The Lord's Prayer, written by an ancient king who knew a thing or two about nations and war, pleads: “Lead us not into temptation, but deliver us from evil.” The great, the insuperable temptation of states, their singular and inexorable pathway into evil, is to grow bigger. Period. Tyrants and tyrannical ideologies may flourish at any moment – they always have and always will – but by themselves they cannot wreak widespread havoc if they are saddled with a small state and are surrounded by comparably meager states.

No matter what the circumstances, human beings may be expected to always yield to temptation, including the ever-lustrous temptation of power, whenever it materializes. Therefore the essential objective of all politics must be always to keep power bounded, by whatever conniving methods human ingenuity can devise (the U.S. Constitution, for its first 70 years, was one such masterful effort). But no matter how clever the design and devices of government, if a state grows too large, sooner or later it will yield to temptation, and deliver itself, and its people, unto evil.

That is the tragedy of America. It is, in the end, a tragedy of scale.

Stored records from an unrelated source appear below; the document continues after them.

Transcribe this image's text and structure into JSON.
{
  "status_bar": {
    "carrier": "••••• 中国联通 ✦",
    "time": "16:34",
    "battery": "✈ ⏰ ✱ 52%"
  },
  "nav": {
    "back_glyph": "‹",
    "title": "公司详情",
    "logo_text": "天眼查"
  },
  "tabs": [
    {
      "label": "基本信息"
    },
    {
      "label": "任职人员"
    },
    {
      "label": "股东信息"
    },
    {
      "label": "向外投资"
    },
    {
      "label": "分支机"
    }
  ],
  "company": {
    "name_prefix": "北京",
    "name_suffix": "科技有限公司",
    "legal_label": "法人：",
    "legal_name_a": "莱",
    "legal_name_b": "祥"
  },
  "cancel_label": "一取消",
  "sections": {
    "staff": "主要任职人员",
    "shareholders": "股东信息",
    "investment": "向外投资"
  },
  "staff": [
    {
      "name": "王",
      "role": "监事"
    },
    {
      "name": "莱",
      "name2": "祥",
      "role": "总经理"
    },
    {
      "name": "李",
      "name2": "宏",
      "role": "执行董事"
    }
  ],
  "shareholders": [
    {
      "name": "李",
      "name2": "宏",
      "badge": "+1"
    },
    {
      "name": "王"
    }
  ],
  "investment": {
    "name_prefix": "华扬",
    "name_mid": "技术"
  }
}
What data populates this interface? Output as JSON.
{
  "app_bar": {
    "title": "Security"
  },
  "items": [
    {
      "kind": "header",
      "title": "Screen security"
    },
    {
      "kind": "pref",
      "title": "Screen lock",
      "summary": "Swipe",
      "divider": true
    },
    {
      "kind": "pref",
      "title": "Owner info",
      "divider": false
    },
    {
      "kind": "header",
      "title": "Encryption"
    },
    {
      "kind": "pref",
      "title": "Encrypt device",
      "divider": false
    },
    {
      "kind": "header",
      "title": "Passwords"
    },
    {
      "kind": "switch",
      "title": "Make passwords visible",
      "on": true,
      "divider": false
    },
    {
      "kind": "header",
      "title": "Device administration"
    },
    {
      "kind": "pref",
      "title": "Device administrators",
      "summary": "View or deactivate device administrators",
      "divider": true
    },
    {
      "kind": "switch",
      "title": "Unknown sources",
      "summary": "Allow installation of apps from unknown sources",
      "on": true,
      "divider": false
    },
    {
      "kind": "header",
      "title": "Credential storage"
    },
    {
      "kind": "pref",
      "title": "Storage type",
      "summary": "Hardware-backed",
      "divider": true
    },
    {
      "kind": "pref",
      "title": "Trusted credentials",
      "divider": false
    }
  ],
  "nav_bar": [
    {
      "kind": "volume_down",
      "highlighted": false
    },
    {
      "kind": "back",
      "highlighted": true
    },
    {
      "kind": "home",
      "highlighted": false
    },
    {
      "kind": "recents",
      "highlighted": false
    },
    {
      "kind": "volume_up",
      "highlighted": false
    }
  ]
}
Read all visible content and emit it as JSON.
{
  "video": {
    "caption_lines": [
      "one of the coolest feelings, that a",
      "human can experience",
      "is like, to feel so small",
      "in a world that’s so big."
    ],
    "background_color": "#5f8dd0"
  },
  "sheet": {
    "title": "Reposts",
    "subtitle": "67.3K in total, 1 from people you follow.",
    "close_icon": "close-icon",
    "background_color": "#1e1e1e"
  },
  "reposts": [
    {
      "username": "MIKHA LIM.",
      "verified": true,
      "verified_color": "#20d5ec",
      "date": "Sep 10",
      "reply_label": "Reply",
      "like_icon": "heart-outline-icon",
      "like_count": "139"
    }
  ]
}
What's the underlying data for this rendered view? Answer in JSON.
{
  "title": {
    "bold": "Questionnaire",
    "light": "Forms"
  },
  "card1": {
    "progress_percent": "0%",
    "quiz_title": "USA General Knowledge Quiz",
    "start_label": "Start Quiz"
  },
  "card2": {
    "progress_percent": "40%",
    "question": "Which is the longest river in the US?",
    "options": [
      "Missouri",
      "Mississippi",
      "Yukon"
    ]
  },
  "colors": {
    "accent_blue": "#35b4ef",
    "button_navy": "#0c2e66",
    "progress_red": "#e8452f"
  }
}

And it is still not understood by most of us, even the best among us, such as Dr. Martin Luther King.

Five hundred years ago there were perhaps 10,000 “natural countries” in the world, a natural country being a place where “the people have a common language and cultural history, with borders drawn by them and their neighbors,” according to Richard Maybury, an astute observer of history and contemporary affairs. The era of European conquest and expansion “unified” this natural highly diverse global human political landscape into “about 220” countries, of which 193 are currently UN members.

We must return to a world of 10,000 nations. Until we do, we shall not have the possibility of widespread peace (not total peace, but pervasive peace), nor shall we have a world in which an individual human being may sense about her- or himself: aloha, I am sovereign and free.

Our hope is disunion – and right now the world is sniffing this hope in the air. The tiny secessionist movement in little Vermont has in the past two months miraculously and inexplicably attracted unprecedented national and international attention, with coverage from the Washington Post, the Associated Press, CNN, BBC Radio, and three different Fox TV news shows.

And so, may the spirit of 1777, of independence and small scale, once again seize all Vermonters – and all the world.